Thank you for the kind feedback!
There are probably several ways to accomplish your requirements in the Caddyfile… that was the first that came to my mind. You can read up on the handle directive to learn why that works.
In summary: there are different ways to structure or express routing logic. The traditional, “flat” Caddyfile way is to define behavior together (directives) and have routing be a secondary consideration (matchers). While this makes it easy to express many composable behaviors, it makes it difficult to express complex routing, with lots of “ifs” “ands” or “buts” so to speak. To visualize this, look at one of your later attempts. This is like a “flat” approach, where you just list the directives and matchers within them.
Another way is, I dunno what else to call it, so the “nested” approach. This is the inverse: routing is the primary consideration, and behavior is expressed within those routes. In this paradigm, routing logic is defined on the “outside” and behavior is defined on the “inside”. (In the “flat” paradigm, behavior is expressed on the “outside” and routing on the “inside”.) This is more like how nginx config works, with location
blocks. In the Caddyfile, the handle
and route
directives lend to this method, hence my solution.
Compare your initial config and my proposed solution and you’ll see the structural differences I’m talking about. I moved the routing logic to the “outside” and put the behavior on the “inside”.

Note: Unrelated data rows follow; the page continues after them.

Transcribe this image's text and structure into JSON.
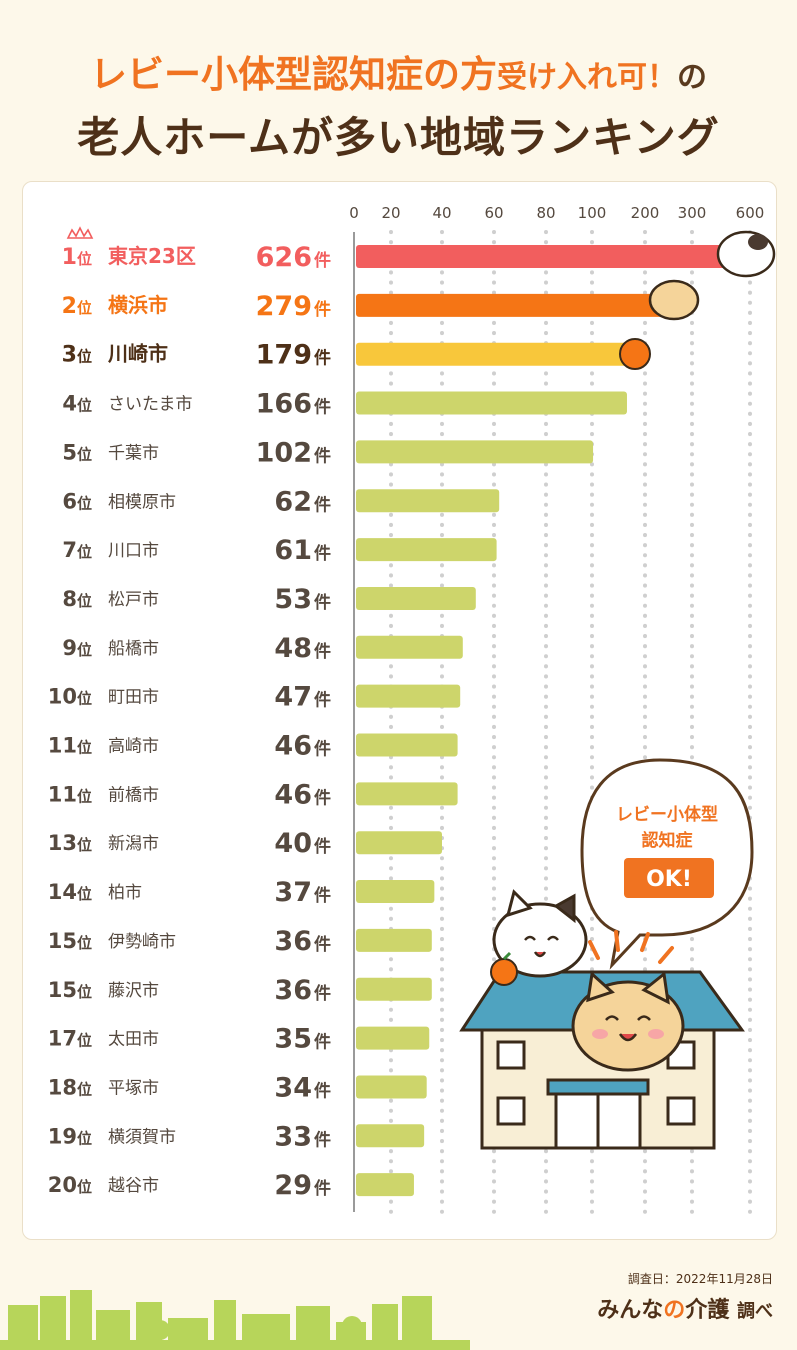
{
  "title_line1": {
    "part1": "レビー小体型認知症の方",
    "part2": "受け入れ可！",
    "part3": "の"
  },
  "title_line2": "老人ホームが多い地域ランキング",
  "rank_suffix": "位",
  "count_suffix": "件",
  "chart_data": {
    "type": "bar",
    "orientation": "horizontal",
    "title": "レビー小体型認知症の方受け入れ可！の老人ホームが多い地域ランキング",
    "x_ticks": [
      0,
      20,
      40,
      60,
      80,
      100,
      200,
      300,
      600
    ],
    "x_scale": "broken",
    "grid": true,
    "categories": [
      "東京23区",
      "横浜市",
      "川崎市",
      "さいたま市",
      "千葉市",
      "相模原市",
      "川口市",
      "松戸市",
      "船橋市",
      "町田市",
      "高崎市",
      "前橋市",
      "新潟市",
      "柏市",
      "伊勢崎市",
      "藤沢市",
      "太田市",
      "平塚市",
      "横須賀市",
      "越谷市"
    ],
    "ranks": [
      1,
      2,
      3,
      4,
      5,
      6,
      7,
      8,
      9,
      10,
      11,
      11,
      13,
      14,
      15,
      15,
      17,
      18,
      19,
      20
    ],
    "values": [
      626,
      279,
      179,
      166,
      102,
      62,
      61,
      53,
      48,
      47,
      46,
      46,
      40,
      37,
      36,
      36,
      35,
      34,
      33,
      29
    ],
    "colors": {
      "rank1": "#f25e5e",
      "rank2": "#f57515",
      "rank3": "#f8c73b",
      "others": "#cdd56b",
      "label_default": "#55493f"
    }
  },
  "bubble": {
    "line1": "レビー小体型",
    "line2": "認知症",
    "button": "OK!"
  },
  "survey_date": "調査日：2022年11月28日",
  "brand": {
    "part1": "みんな",
    "part2": "の",
    "part3": "介護",
    "part4": "調べ"
  }
}
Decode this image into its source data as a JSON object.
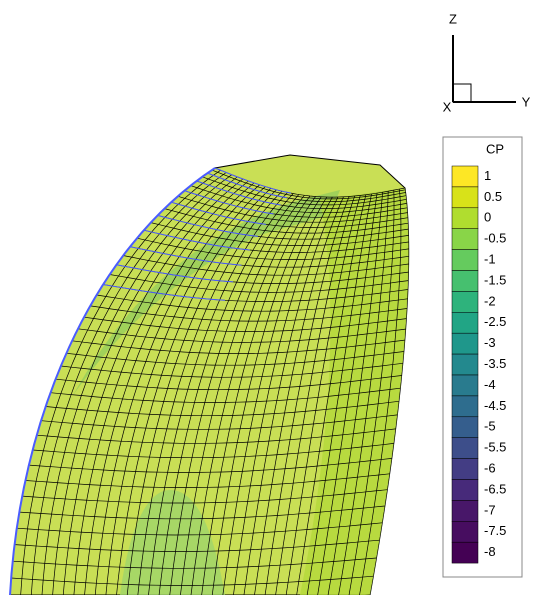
{
  "axes": {
    "z": "Z",
    "y": "Y",
    "x": "X"
  },
  "legend": {
    "title": "CP",
    "levels": [
      1,
      0.5,
      0,
      -0.5,
      -1,
      -1.5,
      -2,
      -2.5,
      -3,
      -3.5,
      -4,
      -4.5,
      -5,
      -5.5,
      -6,
      -6.5,
      -7,
      -7.5,
      -8
    ],
    "colors": [
      "#fde725",
      "#d8e219",
      "#b0dd2f",
      "#89d548",
      "#65cb5e",
      "#46c06f",
      "#2eb37c",
      "#21a585",
      "#1f978b",
      "#23898e",
      "#297b8e",
      "#2e6d8e",
      "#355e8d",
      "#3d4e8a",
      "#433d84",
      "#472a7a",
      "#481769",
      "#470d60",
      "#440154"
    ]
  }
}
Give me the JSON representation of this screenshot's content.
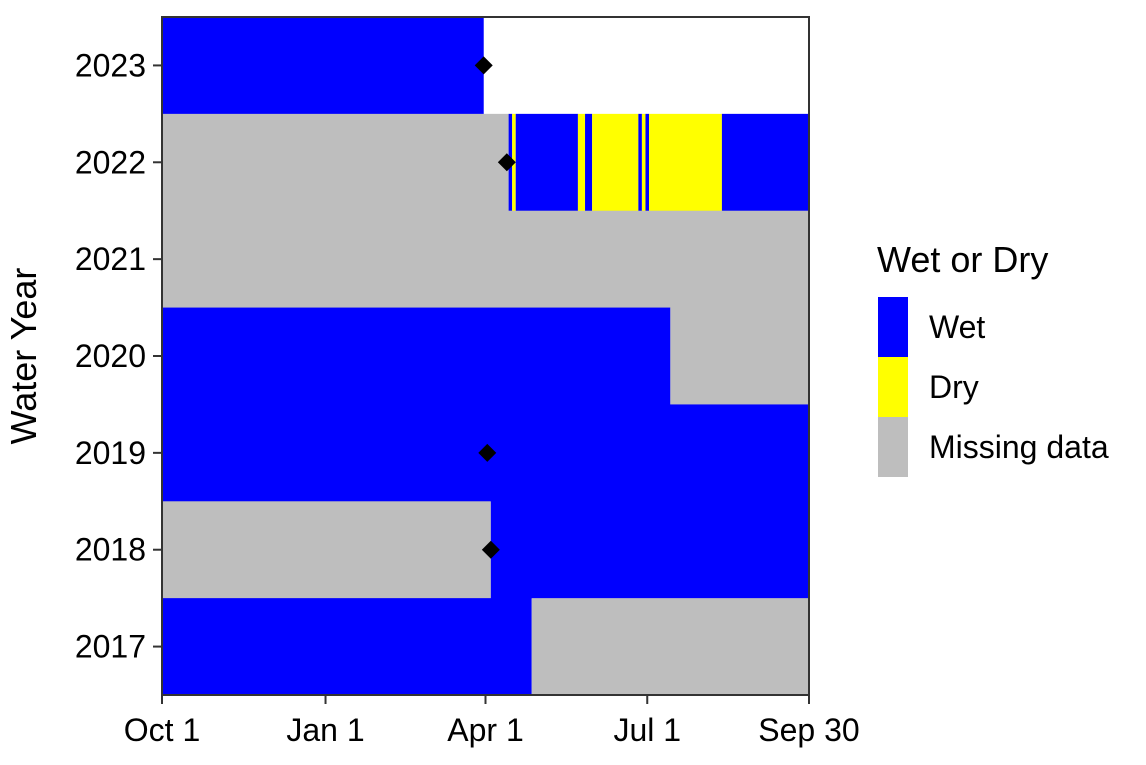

The problem is that it’s difficult to express interdependent logic for whatever is on the “inside”. In other words, inside logic can’t be easily expressed if it depends on other inside logic. For example, in the “flat” paradigm, routing is on the inside: it is difficult to express routing logic that is dependent on other routing, like “if, else if, else if, else if, else”; conversely in the “nested” paradigm, it is difficult to express behavior that is dependent on other behaviors, like “do this, then this, then this, then this, and finally this”.
There are pros and cons to both approaches. Both are necessary, depending on what you need to do. In this case, your routing logic is more complex: you want to invoke certain handlers in a “if, else if, else if, else” fashion – so, the elegant solution is to put routing on the outside, hence the “nested” solution.
AFAIK, nginx config only does the “nested” paradigm, and Caddyfile v1 only did the “flat” paradigm. The v2 Caddyfile supports both! Just depends on what you need/want.
I hope that made any sense… I’d like to write up more about this later when it’s not midnight.